Grids are structures of simultaneous order and chaos, a contradiction resolved by an underlying system or ‘paradigm’, as D’Agata’s collages are titled. The operations of power or violence that mediate and disguise this act of balancing are rarely made visible by any single example of something appearing quotidian or aberrant, but instead are unravelled by the points at which something is both or neither. D’Agata’s grids stage this effect in the way that dark and graphic subject matter is neutralised by repetition; the more there is the less we see. And from the lines that divide or suture each image together, to the bricks and pigments that dissolve into pixels, the literal limits of the rectangular image give way to an almost abstract collage of granular details— those that the single photograph might in fact conceal. Their materiality and chemical composition becomes another process to trace, one D’Agata has literally embodied in their capture. “The number of images is related in a very specific way to the chemicals or tightness or madness that pushes me to work. So I think part of it is existential, part of it is narcotic, part of it is just obsessive.”
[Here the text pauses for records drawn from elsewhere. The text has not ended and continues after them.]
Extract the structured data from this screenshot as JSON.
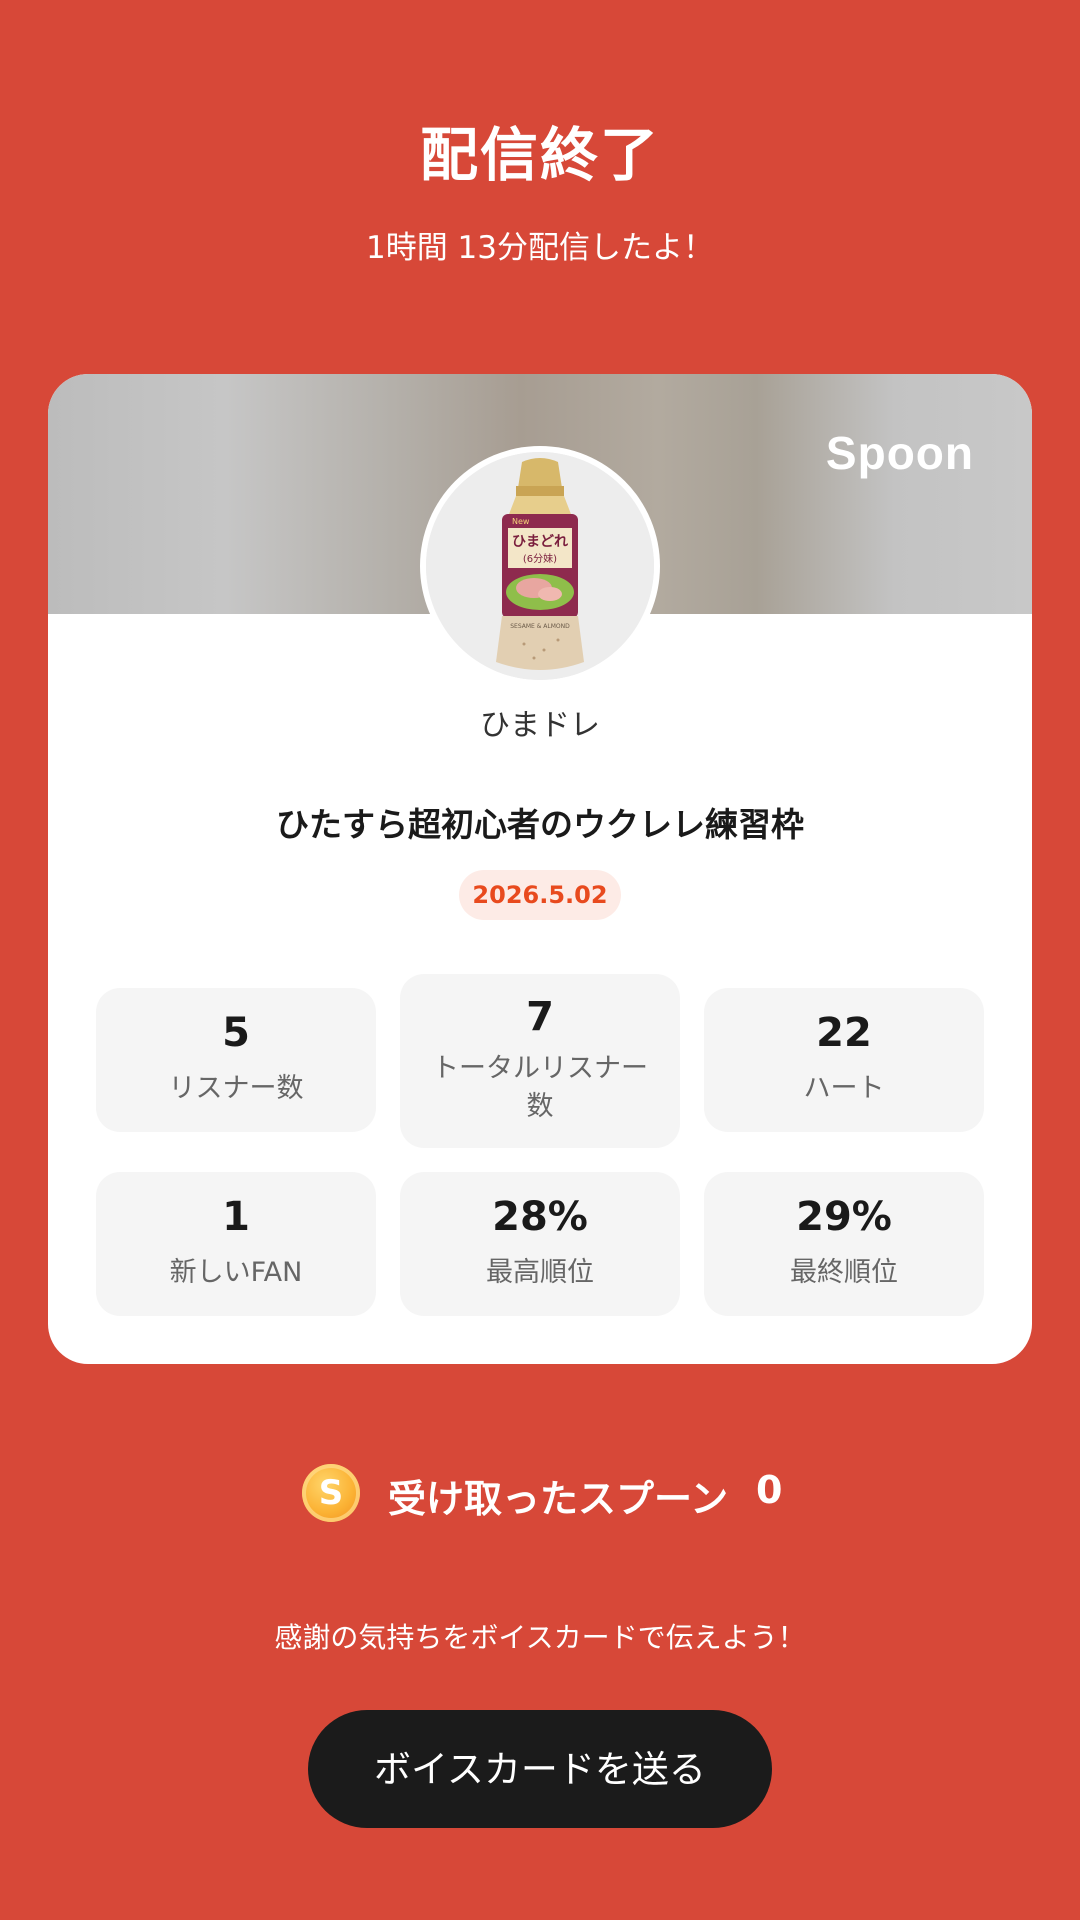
{
  "header": {
    "title": "配信終了",
    "duration_text": "1時間 13分配信したよ！"
  },
  "card": {
    "brand": "Spoon",
    "host_name": "ひまドレ",
    "live_title": "ひたすら超初心者のウクレレ練習枠",
    "date": "2026.5.02",
    "avatar_bottle_label_line1": "ひまどれ",
    "avatar_bottle_label_line2": "(6分妹)",
    "avatar_bottle_bottom_text": "SESAME & ALMOND",
    "avatar_bottle_new": "New",
    "stats": [
      {
        "value": "5",
        "label": "リスナー数"
      },
      {
        "value": "7",
        "label_line1": "トータルリスナー",
        "label_line2": "数"
      },
      {
        "value": "22",
        "label": "ハート"
      },
      {
        "value": "1",
        "label": "新しいFAN"
      },
      {
        "value": "28%",
        "label": "最高順位"
      },
      {
        "value": "29%",
        "label": "最終順位"
      }
    ]
  },
  "spoons": {
    "coin_letter": "S",
    "label": "受け取ったスプーン",
    "count": "0"
  },
  "footer": {
    "message": "感謝の気持ちをボイスカードで伝えよう！",
    "button_label": "ボイスカードを送る"
  },
  "colors": {
    "background": "#D74838",
    "date_badge_text": "#E84A1E",
    "button": "#1B1B1B"
  }
}
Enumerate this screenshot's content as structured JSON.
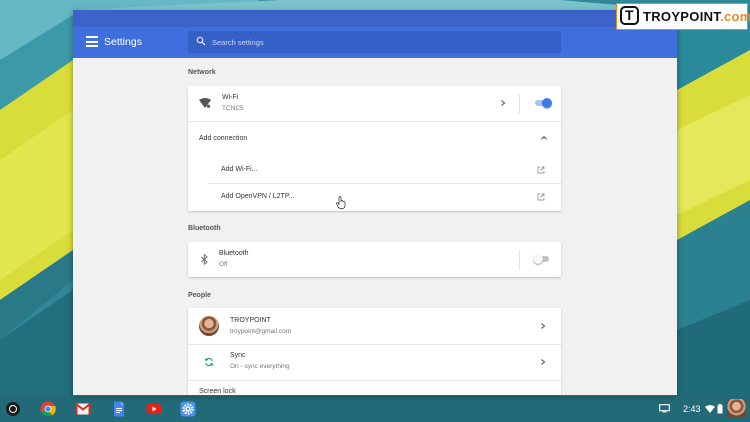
{
  "window": {
    "title": "Settings",
    "search_placeholder": "Search settings"
  },
  "sections": {
    "network": {
      "title": "Network",
      "wifi_label": "Wi-Fi",
      "wifi_network": "TCNC5",
      "wifi_enabled": true,
      "add_connection_label": "Add connection",
      "add_wifi_label": "Add Wi-Fi...",
      "add_vpn_label": "Add OpenVPN / L2TP..."
    },
    "bluetooth": {
      "title": "Bluetooth",
      "label": "Bluetooth",
      "status": "Off",
      "enabled": false
    },
    "people": {
      "title": "People",
      "account_name": "TROYPOINT",
      "account_email": "troypoint@gmail.com",
      "sync_label": "Sync",
      "sync_status": "On - sync everything",
      "screen_lock_label": "Screen lock"
    }
  },
  "shelf": {
    "apps": [
      "launcher-icon",
      "chrome-icon",
      "gmail-icon",
      "docs-icon",
      "youtube-icon",
      "settings-icon"
    ],
    "clock": "2:43",
    "tray_icons": [
      "display-icon",
      "wifi-icon",
      "battery-icon",
      "avatar"
    ]
  },
  "logo": {
    "text_main": "TROYPOINT",
    "text_suffix": ".com"
  },
  "colors": {
    "appbar": "#3f6fdd",
    "accent_blue": "#3f7be8",
    "wallpaper_teal": "#2f8898",
    "wallpaper_yellow": "#d9dd3b",
    "logo_orange": "#e08a2a"
  }
}
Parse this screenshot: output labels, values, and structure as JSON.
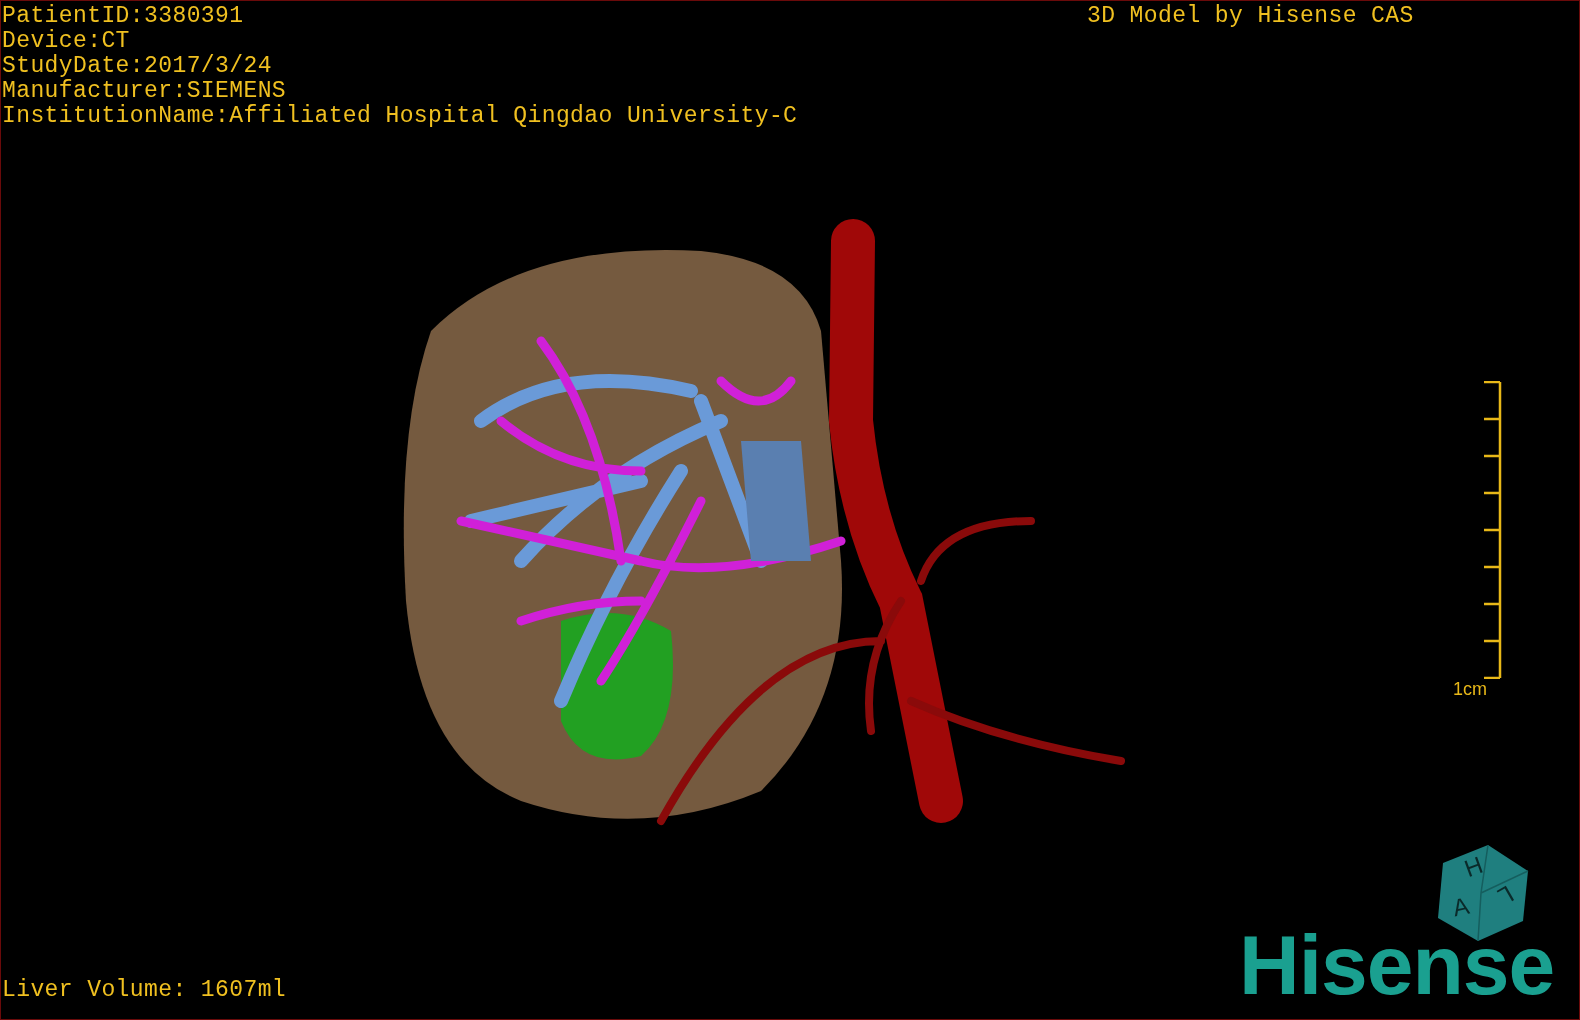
{
  "header_left": [
    "PatientID:3380391",
    "Device:CT",
    "StudyDate:2017/3/24",
    "Manufacturer:SIEMENS",
    "InstitutionName:Affiliated Hospital Qingdao University-C"
  ],
  "header_right": "3D Model by Hisense CAS",
  "scale_bar": {
    "label": "1cm"
  },
  "orientation_cube": {
    "faces": [
      "H",
      "A",
      "L"
    ]
  },
  "liver_volume": "Liver Volume: 1607ml",
  "logo": "Hisense"
}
D’Agata’s role in the creation of these images is almost violently bound up within his own subjectivity and inner darkness, where his ability to see and understand is eclipsed by a desire to feel and to act. In their arrangement and accumulation, the viewer who comes to witness these seemingly authorless imageries can only confront their own role in organising their contexts and content, looking past what is on display towards what has been submerged by the excess. Reckoning with all the ways that we are in control and not.
Antoine generously shared a selection of these images, speaking to me about his work at the Magnum offices in Paris. On one of those days he recalled a walk through the forbidden zone at Fukushima, photographing the otherwise unassuming houses while following the cackles of a Geiger counter to avoid the scattered radiation spots. He points across the room, describing how a single radioactive shadow might fall in one deadly corner, even as the three others remain clear and silent. As we skimmed the pages of his photo-books, I found myself looking for something, listening for something, but I’m not sure I caught it. Maybe I should have closed my eyes.